Demir Melahat
7.1.2013 11:14:18Zümrüt müdür gözlerin, ışıl ışıl işlenmiş
Ay gibi, yıldız gibi mehtapla gümüşlenmiş
Tutunsam da ferine, şavkında sabahlasam
Alazında kavrulup, gölgende ferahlasam
Simli bir sedef taşı, titrek terli şüheda
Nazlı nazenin nurlu, bitmek bilmez o eda
Gül sineme işledi bade sunan bakışlar,
Mahkûmu etti beni parıldayan nakışlar.
Prof.Dr .Ahmet Maranki,yaşam enerjisi adlı kitabında şöyle diyor;
‘’Taş dünyadaki en önemli maddedir temizleyici ve toprağın türevidir’’
Şair sevgilinin gözlerini zümrüt ve sedef taşına benzetmekle;
Zümrüt(yeşil renkli, saydam değerli bir taş)
Sedef:Organik kökenlidir. kabuk kısımlarının iç yüzeylerinde çoğunlukla aragonitin konsantrik olarak birikmesiyle oluşur.

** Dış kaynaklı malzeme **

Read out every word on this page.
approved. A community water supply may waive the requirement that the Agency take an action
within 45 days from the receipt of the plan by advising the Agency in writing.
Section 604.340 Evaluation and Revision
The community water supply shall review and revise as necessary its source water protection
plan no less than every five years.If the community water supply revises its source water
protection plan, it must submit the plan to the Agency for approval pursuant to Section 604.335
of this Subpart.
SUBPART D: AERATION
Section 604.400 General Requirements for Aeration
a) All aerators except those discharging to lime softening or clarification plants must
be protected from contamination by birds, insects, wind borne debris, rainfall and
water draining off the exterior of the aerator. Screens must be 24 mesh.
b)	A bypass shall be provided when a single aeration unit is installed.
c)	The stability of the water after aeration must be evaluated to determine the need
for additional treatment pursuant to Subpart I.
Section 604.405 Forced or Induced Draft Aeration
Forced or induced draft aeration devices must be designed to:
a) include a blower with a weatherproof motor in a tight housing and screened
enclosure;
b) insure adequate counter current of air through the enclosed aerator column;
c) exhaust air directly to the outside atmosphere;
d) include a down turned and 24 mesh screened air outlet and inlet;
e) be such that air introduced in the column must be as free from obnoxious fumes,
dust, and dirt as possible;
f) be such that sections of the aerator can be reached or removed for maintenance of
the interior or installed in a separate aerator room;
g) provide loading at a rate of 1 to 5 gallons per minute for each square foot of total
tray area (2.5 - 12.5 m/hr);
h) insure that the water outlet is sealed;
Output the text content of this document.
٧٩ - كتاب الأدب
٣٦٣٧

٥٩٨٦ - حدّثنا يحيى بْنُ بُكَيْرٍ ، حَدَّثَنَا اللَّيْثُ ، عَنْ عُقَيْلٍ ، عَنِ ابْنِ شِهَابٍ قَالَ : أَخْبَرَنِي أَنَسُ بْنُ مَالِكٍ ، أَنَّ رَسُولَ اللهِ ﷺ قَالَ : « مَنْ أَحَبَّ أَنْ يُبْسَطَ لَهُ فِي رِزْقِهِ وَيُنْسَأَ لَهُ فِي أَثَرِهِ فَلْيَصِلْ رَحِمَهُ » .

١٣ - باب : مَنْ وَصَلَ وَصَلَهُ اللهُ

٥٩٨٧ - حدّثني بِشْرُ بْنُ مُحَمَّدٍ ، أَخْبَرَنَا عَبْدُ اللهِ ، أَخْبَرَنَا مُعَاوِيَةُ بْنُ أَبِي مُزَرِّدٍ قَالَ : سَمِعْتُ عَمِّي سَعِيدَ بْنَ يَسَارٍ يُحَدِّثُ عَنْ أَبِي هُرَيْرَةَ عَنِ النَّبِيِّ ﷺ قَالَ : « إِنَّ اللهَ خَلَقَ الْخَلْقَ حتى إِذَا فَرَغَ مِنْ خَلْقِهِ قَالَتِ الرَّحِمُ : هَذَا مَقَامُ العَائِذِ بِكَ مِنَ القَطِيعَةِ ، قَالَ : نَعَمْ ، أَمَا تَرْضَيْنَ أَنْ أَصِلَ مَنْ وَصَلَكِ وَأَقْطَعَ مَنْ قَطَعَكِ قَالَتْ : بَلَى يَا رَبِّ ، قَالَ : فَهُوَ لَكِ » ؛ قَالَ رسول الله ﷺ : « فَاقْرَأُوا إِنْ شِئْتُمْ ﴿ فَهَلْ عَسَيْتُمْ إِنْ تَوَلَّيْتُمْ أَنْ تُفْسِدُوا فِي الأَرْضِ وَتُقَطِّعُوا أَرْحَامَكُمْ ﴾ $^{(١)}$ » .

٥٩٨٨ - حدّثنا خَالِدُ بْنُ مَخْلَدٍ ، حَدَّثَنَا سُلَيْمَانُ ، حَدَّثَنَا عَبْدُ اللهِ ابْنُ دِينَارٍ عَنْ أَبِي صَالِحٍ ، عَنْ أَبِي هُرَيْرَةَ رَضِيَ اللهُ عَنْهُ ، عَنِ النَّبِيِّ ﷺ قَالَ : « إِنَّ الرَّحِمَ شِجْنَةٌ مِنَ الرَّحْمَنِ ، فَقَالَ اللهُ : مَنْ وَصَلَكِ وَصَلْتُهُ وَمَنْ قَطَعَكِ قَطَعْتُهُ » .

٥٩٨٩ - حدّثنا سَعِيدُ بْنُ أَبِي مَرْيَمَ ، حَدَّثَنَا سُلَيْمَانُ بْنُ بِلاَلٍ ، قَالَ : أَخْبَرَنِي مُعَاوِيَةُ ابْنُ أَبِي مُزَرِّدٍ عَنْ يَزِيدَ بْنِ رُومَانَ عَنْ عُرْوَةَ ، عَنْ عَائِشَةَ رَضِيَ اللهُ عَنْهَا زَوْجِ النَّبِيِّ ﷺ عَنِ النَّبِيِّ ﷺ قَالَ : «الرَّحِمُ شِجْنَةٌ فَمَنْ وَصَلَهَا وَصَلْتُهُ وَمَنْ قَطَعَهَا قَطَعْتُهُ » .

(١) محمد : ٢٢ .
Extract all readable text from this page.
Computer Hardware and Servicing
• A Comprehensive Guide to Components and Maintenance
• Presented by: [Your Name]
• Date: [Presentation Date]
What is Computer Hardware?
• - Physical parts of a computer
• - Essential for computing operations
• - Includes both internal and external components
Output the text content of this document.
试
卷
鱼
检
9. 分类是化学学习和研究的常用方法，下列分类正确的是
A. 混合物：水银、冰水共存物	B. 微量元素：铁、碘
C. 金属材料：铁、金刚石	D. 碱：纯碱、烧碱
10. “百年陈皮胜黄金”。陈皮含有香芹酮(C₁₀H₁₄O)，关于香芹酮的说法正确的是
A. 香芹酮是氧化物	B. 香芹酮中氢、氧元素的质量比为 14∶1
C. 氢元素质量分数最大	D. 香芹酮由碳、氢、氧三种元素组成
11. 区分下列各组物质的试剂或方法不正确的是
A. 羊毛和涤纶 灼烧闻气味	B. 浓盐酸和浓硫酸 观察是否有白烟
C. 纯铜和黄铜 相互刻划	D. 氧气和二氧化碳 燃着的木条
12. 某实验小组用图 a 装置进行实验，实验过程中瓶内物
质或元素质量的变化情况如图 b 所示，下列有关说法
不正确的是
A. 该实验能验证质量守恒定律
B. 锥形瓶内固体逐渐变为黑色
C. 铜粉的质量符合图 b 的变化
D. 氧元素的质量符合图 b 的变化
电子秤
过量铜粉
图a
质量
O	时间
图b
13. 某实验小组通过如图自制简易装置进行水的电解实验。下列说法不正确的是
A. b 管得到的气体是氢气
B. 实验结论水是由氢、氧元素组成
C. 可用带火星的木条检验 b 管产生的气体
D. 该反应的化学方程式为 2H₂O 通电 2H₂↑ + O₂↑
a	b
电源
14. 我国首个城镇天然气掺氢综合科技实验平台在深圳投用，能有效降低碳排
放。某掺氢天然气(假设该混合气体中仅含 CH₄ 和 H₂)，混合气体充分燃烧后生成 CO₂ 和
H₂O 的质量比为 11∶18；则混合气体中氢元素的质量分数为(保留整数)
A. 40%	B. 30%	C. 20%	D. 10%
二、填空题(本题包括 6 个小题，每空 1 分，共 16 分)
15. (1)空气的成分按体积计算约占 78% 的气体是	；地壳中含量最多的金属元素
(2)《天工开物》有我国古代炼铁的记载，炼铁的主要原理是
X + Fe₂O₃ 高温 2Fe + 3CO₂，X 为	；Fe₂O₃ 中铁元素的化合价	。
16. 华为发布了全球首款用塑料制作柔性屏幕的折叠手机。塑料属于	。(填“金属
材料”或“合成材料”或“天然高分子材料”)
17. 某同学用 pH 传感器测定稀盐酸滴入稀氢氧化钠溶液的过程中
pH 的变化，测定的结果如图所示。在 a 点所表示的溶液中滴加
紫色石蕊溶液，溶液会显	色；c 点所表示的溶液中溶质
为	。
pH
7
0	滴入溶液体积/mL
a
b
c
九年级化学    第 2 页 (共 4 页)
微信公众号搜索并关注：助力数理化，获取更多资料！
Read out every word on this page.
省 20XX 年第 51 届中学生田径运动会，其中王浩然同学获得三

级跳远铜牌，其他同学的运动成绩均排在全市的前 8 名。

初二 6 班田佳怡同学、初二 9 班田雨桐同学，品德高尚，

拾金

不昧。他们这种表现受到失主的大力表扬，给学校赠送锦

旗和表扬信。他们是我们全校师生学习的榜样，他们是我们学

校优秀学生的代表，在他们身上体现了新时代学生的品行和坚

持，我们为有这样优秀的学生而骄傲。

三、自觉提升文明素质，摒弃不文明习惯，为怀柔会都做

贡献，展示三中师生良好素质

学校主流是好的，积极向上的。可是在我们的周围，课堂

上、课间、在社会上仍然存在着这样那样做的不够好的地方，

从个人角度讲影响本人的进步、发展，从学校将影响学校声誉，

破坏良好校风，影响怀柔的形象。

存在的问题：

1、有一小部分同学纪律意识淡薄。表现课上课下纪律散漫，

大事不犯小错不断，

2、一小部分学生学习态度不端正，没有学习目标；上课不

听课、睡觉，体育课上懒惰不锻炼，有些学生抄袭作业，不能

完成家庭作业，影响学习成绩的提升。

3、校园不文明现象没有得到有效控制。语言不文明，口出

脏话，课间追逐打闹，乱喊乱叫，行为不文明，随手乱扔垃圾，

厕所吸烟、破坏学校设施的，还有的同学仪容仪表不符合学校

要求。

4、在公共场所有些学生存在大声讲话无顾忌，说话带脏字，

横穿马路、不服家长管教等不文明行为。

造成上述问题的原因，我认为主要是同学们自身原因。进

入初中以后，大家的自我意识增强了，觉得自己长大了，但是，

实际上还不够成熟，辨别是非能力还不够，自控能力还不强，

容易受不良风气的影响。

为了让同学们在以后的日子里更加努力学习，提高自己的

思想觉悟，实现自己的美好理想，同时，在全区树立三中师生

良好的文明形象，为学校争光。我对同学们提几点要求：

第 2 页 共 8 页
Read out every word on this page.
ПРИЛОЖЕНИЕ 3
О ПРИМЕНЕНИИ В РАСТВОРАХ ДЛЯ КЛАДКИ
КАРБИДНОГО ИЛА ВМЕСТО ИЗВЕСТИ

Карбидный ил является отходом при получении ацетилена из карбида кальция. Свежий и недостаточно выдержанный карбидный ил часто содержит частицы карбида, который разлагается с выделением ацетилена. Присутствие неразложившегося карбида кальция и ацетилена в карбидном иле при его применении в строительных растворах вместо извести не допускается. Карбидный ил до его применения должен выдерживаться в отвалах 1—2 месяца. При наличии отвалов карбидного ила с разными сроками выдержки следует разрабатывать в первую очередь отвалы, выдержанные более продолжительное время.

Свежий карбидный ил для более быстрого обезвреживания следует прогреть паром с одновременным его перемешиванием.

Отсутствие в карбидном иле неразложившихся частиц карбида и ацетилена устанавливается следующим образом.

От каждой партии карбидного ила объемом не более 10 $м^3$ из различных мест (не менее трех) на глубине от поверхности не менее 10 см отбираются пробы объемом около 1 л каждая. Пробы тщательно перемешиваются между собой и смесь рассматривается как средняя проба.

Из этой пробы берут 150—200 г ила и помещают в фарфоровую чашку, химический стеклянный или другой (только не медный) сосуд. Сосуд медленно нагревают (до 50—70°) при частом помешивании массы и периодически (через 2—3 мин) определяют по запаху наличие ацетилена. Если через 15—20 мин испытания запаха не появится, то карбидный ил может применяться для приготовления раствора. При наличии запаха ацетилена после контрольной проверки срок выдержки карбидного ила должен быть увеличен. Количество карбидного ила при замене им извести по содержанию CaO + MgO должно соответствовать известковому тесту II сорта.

Sedef taşı baş dönmesini giderir. Hem fiziksel, hem de zihinsel görme gücünü artırır. Katarakt (Göz perdesi) için yararlıdır.Çevreye ve şartlara uyum yeteneği geliştirir. Karar verme zamanlarında, zihni açar.
Kesinkes kanıtlanmasa da bilimsel teorilerden hareketle,şairin özellikle bu iki kıymetli taş/ı daha şiirin ilk kısımlarında zikretmesi çok ilgimi çekti.
Topraktan gelmişiz ve toprağa döneceğiz,bu cihetten bakarsak,şair belki farkında olmadan,var oluş ve yok oluşu(yani bedenin yok olmasını kastediyorum.Kişi ölünce bedeni toprak oluyor)Ebedi hayatı yani asıl istiratgâhımıza işaret etmiş olabilir.
Bir çitft gözde bunları görmek ve belkide kendini bulmak,kendi aynasıdır görünen aslında.
Aşılmaz karlı dağları sarp engin yokuşları,yemyeşil ovaya çeviren o bakışın tesiriyle,karanlık zindanların kapanması ve aydın iklimlerin hüküm sürmesi,sevgilin gözlerinde aldığı enerjinin tesiridir.Doğada bulunan kıymetli taşların asıl büyüsü budur ki her aşığı mecnun ya da Leylâ eden,fiziki güzellik değil,iç güzelliktir.
Âşık kimsenin görmediğini görür,mâşuk bile kendi dünyasını tanımlayamaz.
Aşık, maşuğa yaklaştıkça aşkı git gide artar,belki de asıl gayeye vasıl olur.